Major collaborative research projects include the Women's Ischemic Syndrome Evaluation study. Led by C. Noel Bairey Merz, MD, this longstanding national study seeks to gain new insights into factors that contribute to heart disease in women. This collaboration utilizes the institute's technology to perform ultrasensitive assays for cardiac troponin, among other biomolecules, while simultaneously studying its disease-specific variants. The hope is these studies will lead to additional biochemical parameters with which to distinguish and potentially diagnose ischemic heart disease in women.

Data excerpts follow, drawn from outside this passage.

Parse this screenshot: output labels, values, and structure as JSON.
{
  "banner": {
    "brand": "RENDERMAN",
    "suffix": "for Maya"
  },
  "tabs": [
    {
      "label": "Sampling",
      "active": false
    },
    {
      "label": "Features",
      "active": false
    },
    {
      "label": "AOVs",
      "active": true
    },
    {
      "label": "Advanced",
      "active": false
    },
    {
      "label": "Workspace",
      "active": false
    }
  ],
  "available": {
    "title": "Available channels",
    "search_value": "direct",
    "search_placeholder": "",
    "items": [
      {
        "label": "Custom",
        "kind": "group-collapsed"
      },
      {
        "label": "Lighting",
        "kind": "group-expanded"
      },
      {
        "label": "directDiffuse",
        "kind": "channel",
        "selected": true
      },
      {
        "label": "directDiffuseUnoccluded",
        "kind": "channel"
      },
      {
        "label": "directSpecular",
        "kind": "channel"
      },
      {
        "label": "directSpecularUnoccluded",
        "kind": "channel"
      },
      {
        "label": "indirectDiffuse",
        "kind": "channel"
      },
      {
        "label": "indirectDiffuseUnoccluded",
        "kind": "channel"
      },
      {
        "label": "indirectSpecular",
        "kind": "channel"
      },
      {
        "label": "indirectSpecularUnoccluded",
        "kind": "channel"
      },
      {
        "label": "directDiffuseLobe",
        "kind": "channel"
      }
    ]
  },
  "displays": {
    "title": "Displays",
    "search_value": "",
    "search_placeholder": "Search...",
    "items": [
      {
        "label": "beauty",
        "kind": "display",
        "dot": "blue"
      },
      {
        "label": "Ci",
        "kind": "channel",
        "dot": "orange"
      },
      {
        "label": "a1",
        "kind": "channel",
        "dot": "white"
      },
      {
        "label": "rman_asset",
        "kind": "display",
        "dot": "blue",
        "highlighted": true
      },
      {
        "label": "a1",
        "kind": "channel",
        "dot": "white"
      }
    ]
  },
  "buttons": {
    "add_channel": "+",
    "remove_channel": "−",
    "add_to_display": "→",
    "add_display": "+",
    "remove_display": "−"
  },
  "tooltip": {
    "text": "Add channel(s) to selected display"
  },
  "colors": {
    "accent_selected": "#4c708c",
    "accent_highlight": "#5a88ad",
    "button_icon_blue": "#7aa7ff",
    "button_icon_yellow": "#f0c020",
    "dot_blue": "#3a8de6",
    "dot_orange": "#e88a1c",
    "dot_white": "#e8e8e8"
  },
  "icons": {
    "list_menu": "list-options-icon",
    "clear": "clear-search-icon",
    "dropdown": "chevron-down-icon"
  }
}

Another institute collaborator is Clive Svendsen, PhD, professor of biomedical sciences, director of the Board of Governors Regenerative Medicine Institute, and the Kerry and Simone Vickar Family Foundation Distinguished Chair in Regenerative Medicine. This partnership is utilizing proteomics instruments to find protein biomarkers for these diseases in motor neurons generated from induced pluripotent stem cells. The hope is this study may help develop therapies for amyotrophic lateral sclerosis (ALS) and spinal muscular atrophy.
The institute is collaborating with Roberta Gottlieb, MD, director of molecular cardiobiology at the Smidt Heart Institute, co-director of the Metabolism and Mitochondrial Research Core, and the Dorothy and E. Phillip Lyon Chair in Molecular Cardiology in honor of Clarence M. Agress MD, to study protein biomarkers for mitophagy. The hypothesis is that this process may be impaired in patients with metabolic syndrome, explaining why they tend to heal more slowly from heart attacks. The project seeks to test a drug that possibly facilitates mitophagy and thus leads to the quicker healing of patients' damaged hearts.

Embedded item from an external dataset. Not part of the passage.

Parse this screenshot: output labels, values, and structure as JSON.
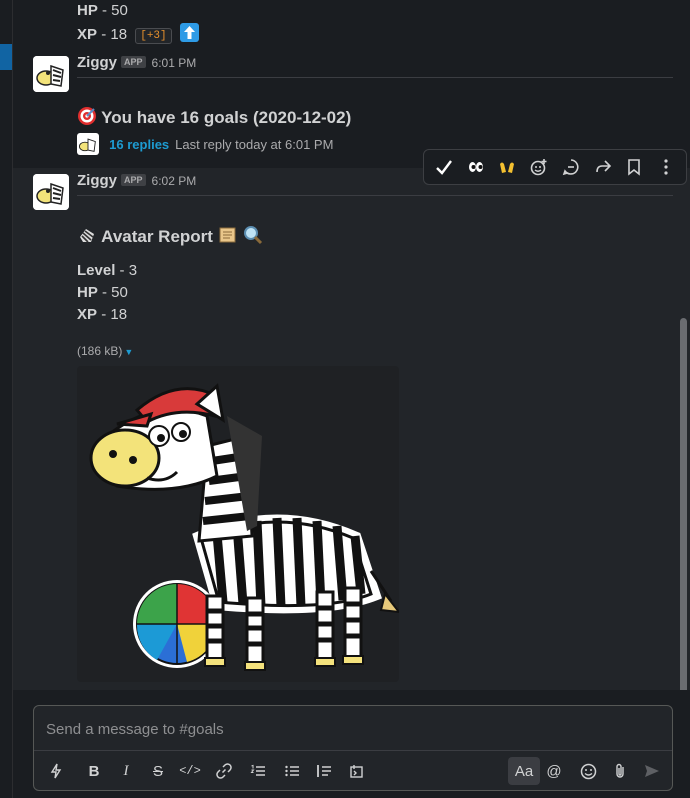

Using mass spectrometry-based proteomics, the institute is collaborating with Michael Freeman, PhD, director of cancer biology and therapeutics research in the Department of Biomedical Sciences, to study signal transduction and biomarker discovery.
The American Heart Association chose the institute to be the joint recipient of a $2 million award for a study seeking to identify novel blood proteins that consistently predict cardiovascular risk across diverse patient cohorts.
The institute also is a cornerstone of the Cedars-Sinai Precision Health partnership. Jennifer Van Eyk, PhD, is co-director and Ian Wright, CBiol, is chief strategic officer of this new effort.